Short Ribs are great way to get a lot of meat, but still have some meat on the bone! I tend to make short ribs on the sweeter side, and often serve with them with rice as opposed to potato or polenta, but they’re super versatile either way.
- 4 Beef Short Ribs
- 2T EVOO
- 4T Beef Rub
- 1/2C + 2T Brown Sugar
- 1/4C Soy Sauce
- 1/4C Bone Broth
- 2T Butter
- 4T Worcestershire Sauce
1. Set Smoker to “smoke” with the lid open for about 5-10 Min. Close lid and preheat the smoker to (225F)
2. Trim any excess fat of the ribs. Cover the ribs in the EVOO and Rub, then press 1/2C brown sugar onto all surfaces of the ribs.

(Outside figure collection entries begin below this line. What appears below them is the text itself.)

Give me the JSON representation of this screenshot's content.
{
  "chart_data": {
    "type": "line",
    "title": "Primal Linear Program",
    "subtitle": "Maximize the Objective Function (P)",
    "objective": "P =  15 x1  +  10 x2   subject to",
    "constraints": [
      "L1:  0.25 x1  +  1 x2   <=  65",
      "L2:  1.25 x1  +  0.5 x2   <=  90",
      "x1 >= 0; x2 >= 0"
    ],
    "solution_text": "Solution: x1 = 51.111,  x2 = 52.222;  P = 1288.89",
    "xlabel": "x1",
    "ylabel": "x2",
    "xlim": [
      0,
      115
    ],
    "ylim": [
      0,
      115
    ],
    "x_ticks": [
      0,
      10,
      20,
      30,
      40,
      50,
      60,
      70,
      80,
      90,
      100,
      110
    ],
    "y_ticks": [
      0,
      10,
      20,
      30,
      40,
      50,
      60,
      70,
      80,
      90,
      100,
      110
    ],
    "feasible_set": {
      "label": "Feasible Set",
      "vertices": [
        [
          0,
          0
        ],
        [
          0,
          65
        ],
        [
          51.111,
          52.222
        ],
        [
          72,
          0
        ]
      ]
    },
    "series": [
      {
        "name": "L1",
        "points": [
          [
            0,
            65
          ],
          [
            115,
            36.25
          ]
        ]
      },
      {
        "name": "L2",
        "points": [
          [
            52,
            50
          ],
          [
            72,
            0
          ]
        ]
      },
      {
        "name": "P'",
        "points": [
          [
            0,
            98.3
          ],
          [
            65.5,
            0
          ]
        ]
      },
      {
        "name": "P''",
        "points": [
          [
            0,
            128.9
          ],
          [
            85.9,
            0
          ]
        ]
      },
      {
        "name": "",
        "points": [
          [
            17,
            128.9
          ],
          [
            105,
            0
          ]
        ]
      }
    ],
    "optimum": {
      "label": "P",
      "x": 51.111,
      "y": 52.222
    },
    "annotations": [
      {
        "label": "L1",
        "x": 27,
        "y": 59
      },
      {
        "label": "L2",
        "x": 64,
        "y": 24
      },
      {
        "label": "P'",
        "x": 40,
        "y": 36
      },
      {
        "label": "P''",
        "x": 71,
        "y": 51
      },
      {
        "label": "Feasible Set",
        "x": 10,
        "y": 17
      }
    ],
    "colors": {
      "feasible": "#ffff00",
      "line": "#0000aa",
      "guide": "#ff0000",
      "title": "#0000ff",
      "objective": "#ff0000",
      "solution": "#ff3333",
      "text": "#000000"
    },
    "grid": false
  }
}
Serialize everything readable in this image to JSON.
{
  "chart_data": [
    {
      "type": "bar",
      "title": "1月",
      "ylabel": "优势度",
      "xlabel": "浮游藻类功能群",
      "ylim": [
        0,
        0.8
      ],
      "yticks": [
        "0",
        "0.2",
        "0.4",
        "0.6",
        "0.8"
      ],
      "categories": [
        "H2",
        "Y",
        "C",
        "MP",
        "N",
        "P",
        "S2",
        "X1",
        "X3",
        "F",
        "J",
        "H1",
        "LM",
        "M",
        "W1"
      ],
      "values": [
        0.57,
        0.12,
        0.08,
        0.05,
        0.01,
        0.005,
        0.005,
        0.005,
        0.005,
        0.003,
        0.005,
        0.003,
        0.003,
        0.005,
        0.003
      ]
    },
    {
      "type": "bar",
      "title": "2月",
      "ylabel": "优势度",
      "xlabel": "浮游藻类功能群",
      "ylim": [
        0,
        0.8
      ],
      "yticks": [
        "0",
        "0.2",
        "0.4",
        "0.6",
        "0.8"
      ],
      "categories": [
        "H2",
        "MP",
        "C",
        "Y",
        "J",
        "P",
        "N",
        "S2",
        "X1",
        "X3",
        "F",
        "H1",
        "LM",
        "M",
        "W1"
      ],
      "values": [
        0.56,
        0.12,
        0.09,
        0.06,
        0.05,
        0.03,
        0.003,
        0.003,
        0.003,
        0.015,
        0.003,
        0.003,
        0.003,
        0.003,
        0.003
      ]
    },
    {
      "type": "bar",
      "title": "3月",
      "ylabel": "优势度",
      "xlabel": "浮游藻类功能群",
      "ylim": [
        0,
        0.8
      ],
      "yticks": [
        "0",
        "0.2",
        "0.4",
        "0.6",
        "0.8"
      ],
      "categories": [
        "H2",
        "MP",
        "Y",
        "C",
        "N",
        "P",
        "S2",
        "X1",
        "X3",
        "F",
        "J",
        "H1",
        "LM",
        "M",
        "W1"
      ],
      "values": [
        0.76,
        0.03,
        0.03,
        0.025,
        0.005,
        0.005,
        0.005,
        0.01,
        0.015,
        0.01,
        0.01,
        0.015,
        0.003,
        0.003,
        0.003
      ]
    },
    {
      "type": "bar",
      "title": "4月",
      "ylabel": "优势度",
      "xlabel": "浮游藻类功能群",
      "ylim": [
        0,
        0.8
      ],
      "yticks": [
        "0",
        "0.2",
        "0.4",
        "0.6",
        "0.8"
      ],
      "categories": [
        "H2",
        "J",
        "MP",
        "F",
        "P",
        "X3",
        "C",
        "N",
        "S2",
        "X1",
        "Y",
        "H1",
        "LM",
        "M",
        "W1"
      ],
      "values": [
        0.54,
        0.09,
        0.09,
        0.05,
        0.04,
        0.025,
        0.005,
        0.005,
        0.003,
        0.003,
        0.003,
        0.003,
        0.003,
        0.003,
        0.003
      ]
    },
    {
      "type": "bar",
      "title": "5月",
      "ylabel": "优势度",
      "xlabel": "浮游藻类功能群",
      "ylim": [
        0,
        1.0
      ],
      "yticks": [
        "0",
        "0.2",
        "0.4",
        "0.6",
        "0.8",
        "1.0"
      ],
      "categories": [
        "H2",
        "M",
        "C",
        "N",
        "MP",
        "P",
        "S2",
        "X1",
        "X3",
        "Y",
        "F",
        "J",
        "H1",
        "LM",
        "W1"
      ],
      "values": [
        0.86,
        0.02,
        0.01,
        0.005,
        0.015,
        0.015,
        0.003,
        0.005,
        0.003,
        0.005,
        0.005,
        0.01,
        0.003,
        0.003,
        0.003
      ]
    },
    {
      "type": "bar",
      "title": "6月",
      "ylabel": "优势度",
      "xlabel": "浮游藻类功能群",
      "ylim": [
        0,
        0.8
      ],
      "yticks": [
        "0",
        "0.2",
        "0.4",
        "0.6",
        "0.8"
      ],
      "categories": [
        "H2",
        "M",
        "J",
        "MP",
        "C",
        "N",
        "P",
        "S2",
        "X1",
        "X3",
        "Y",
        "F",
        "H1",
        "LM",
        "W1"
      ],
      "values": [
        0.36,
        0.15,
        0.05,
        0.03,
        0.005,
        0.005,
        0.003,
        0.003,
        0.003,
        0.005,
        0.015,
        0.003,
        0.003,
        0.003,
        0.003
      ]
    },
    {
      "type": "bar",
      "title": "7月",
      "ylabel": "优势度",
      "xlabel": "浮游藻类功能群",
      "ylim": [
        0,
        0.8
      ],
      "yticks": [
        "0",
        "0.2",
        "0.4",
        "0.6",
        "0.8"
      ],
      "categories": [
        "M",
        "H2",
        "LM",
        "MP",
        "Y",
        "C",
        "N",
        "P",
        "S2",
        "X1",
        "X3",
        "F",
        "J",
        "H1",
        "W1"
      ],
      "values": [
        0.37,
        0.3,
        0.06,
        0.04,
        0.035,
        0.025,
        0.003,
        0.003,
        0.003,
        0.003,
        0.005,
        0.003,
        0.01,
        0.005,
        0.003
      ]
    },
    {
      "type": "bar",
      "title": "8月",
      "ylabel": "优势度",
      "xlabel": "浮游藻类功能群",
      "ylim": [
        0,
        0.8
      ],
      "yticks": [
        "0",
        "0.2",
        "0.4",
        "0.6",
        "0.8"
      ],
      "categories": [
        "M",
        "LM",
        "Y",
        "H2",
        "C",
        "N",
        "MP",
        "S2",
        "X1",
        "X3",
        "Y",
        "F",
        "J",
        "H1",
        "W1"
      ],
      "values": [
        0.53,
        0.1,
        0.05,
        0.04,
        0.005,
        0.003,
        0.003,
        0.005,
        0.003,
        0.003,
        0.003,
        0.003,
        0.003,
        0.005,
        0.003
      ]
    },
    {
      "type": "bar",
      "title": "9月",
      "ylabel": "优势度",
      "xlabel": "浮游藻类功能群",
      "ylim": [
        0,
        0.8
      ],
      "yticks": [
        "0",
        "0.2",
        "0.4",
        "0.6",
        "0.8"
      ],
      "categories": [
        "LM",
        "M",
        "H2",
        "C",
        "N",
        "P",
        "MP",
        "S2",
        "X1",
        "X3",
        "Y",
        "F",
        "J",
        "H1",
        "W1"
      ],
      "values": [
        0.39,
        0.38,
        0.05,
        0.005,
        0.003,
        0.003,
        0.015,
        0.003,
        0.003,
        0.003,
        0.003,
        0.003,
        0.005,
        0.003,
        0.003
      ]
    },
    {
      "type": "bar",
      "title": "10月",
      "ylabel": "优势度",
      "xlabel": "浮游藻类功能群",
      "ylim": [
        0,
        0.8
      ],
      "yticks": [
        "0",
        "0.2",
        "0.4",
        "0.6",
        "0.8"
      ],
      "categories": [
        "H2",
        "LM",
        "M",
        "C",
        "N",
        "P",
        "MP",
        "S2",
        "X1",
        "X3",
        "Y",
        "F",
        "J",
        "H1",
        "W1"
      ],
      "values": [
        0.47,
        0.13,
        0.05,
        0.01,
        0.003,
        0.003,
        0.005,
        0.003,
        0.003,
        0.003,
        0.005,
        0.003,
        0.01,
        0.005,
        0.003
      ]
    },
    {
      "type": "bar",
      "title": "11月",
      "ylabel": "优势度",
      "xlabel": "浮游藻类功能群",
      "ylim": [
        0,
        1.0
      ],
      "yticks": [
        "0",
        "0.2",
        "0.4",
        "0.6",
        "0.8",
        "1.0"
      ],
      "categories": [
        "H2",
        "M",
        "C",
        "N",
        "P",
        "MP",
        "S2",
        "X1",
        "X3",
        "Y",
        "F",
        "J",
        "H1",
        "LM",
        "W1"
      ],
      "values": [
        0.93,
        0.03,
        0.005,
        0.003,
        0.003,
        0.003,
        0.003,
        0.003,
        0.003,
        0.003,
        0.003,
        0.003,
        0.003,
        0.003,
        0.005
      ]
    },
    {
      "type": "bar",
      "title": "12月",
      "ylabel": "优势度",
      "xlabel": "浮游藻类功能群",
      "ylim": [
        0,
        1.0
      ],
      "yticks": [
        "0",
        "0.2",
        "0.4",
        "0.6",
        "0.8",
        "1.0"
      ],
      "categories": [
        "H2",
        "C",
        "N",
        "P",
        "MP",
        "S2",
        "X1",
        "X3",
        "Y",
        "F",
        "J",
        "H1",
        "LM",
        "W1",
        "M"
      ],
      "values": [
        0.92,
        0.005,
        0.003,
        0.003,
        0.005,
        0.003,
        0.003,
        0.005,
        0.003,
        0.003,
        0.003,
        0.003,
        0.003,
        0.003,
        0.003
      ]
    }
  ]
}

3. Place the ribs bone side down directly on the grates, and smoke the ribs 2-3 hours or until the internal temp of the meat reaches (160F) (make sure you have foil under your grates for easy cleanup of the melted sugar!)
4. Combine the Soy sauce, 2T sugar, Worcestershire, Butter, and broth in a small foil pan, place the ribs in the liquid and cover tightly with more foil,
5. Place back in the smoker for an additional 2-3 hours or until the internal tem of your meat is (205F)
6. Remove from smoker, but keep covered and in liquid for an additional hour before serving.
I served these with rice tossed in the braising liquid, and roasted leeks!